Is this a cause worth dying for? “We are risking our lives to save lives,” says hunger striker Jorge Mancillas, assistant professor of biology at UCLA’s medical school. More academic attention, he thinks, will eventually pay off in a more prosperous, stronger Chicano community. But UCLA does not have separate departments for any special-interest group. Asians, blacks and women have all had to content themselves with interdisciplinary majors taught by professors from traditional academic departments. That arrangement is unsatisfactory, say the demonstrators, because faculty members have little time or encouragement to concentrate on ethnic studies. Their solution: full academic status for Chicano studies. “We cannot continue to the next necessary step without departments,” says Luis Torres, an English-and Chicano-studies professor at the University of Southern Colorado who also heads the National Association of Chicano Studies. (About 17 percent of UCLA’s 23,000 students are Chicano; many have not joined the campus demonstrations.)

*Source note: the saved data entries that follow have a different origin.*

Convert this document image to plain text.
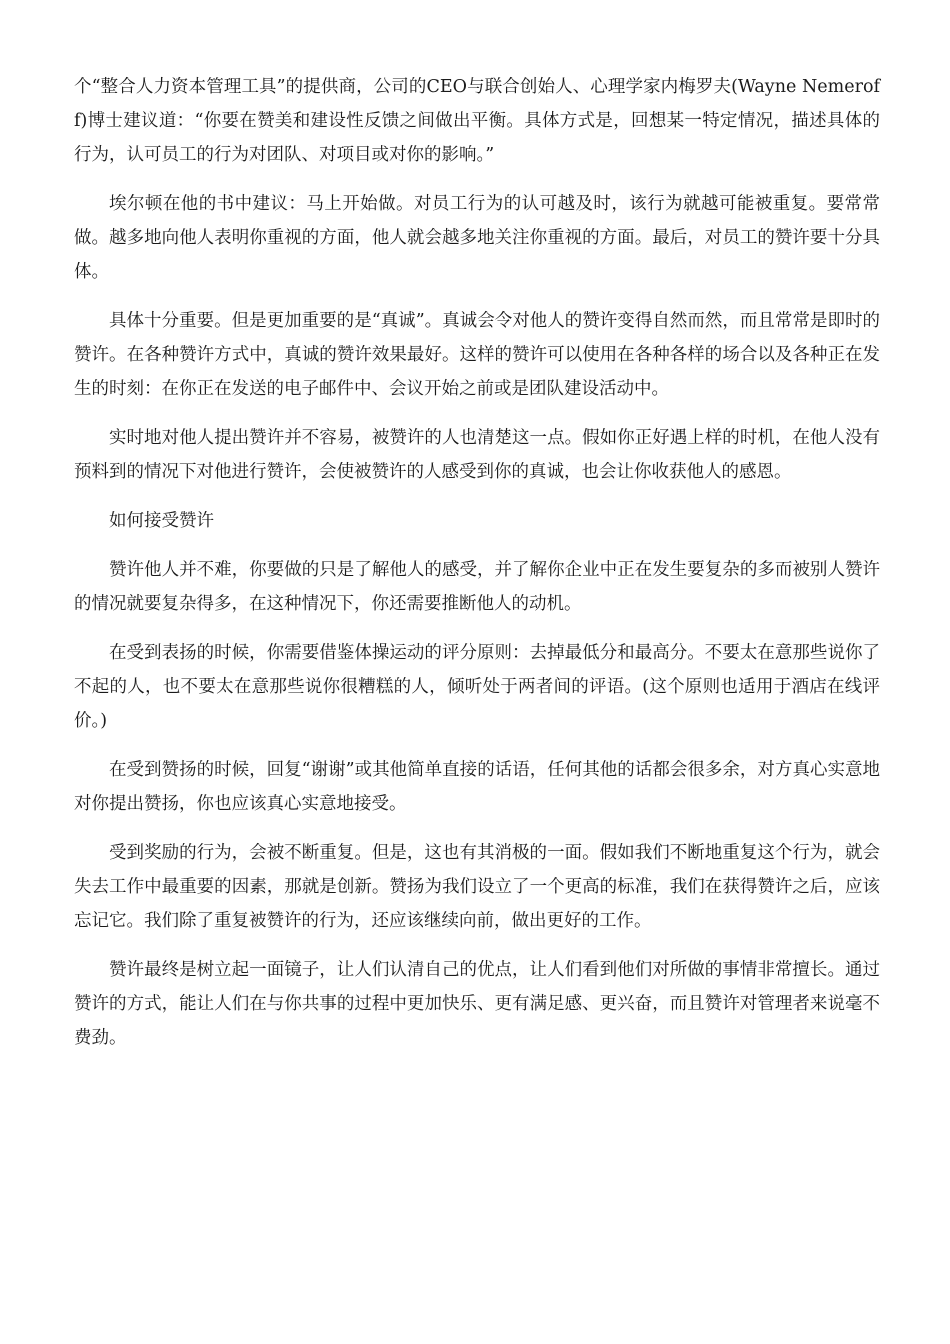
个“整合人力资本管理工具”的提供商，公司的CEO与联合创始人、心理学家内梅罗夫(Wayne Nemeroff)博士建议道：“你要在赞美和建设性反馈之间做出平衡。具体方式是，回想某一特定情况，描述具体的行为，认可员工的行为对团队、对项目或对你的影响。”

埃尔顿在他的书中建议：马上开始做。对员工行为的认可越及时，该行为就越可能被重复。要常常做。越多地向他人表明你重视的方面，他人就会越多地关注你重视的方面。最后，对员工的赞许要十分具体。

具体十分重要。但是更加重要的是“真诚”。真诚会令对他人的赞许变得自然而然，而且常常是即时的赞许。在各种赞许方式中，真诚的赞许效果最好。这样的赞许可以使用在各种各样的场合以及各种正在发生的时刻：在你正在发送的电子邮件中、会议开始之前或是团队建设活动中。

实时地对他人提出赞许并不容易，被赞许的人也清楚这一点。假如你正好遇上样的时机，在他人没有预料到的情况下对他进行赞许，会使被赞许的人感受到你的真诚，也会让你收获他人的感恩。

如何接受赞许

赞许他人并不难，你要做的只是了解他人的感受，并了解你企业中正在发生要复杂的多而被别人赞许的情况就要复杂得多，在这种情况下，你还需要推断他人的动机。

在受到表扬的时候，你需要借鉴体操运动的评分原则：去掉最低分和最高分。不要太在意那些说你了不起的人，也不要太在意那些说你很糟糕的人，倾听处于两者间的评语。(这个原则也适用于酒店在线评价。)

在受到赞扬的时候，回复“谢谢”或其他简单直接的话语，任何其他的话都会很多余，对方真心实意地对你提出赞扬，你也应该真心实意地接受。

受到奖励的行为，会被不断重复。但是，这也有其消极的一面。假如我们不断地重复这个行为，就会失去工作中最重要的因素，那就是创新。赞扬为我们设立了一个更高的标准，我们在获得赞许之后，应该忘记它。我们除了重复被赞许的行为，还应该继续向前，做出更好的工作。

赞许最终是树立起一面镜子，让人们认清自己的优点，让人们看到他们对所做的事情非常擅长。通过赞许的方式，能让人们在与你共事的过程中更加快乐、更有满足感、更兴奋，而且赞许对管理者来说毫不费劲。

UCLA administrators insist that a field like Chicano studies-touching on history, sociology, literature, feminism and other disciplines-is best left as an interdisciplinary program. That structure encourages the flow of ideas among Chicano-studies faculty and other specialists. Creating separate departments, says UCLA Provost Herbert Morris, encourages a “Balkanization” that the university wants to avoid. “We need the ethnic perspectives to pervade all the departments,” says Morris, who does agree that the Chicano program needed improvement.
Chancellor Charles E. Young offered to take several important steps to bolster the Chicano-studies program. First, all ethnic-and gender-studies programs would be exempt from funding cuts for two years-a critical gesture because the UC system is strapped for cash. Second, new faculty would be appointed jointly to Chicano studies and an existing department-history, say, or languages. Also, Young insists that this year’s decision need not be the final one. He suggests that the idea of a full-fledged department can be re-examined in a few years. Seeking an end to the demonstrations last week, university officials offered even more funding and more faculty for the program. So far, the protesters have rejected his offers-as well as food, In a state where minorities now account for nearly half of the student body at some public universities-and sometimes more-the bitter conflict at UCLA will not be the last.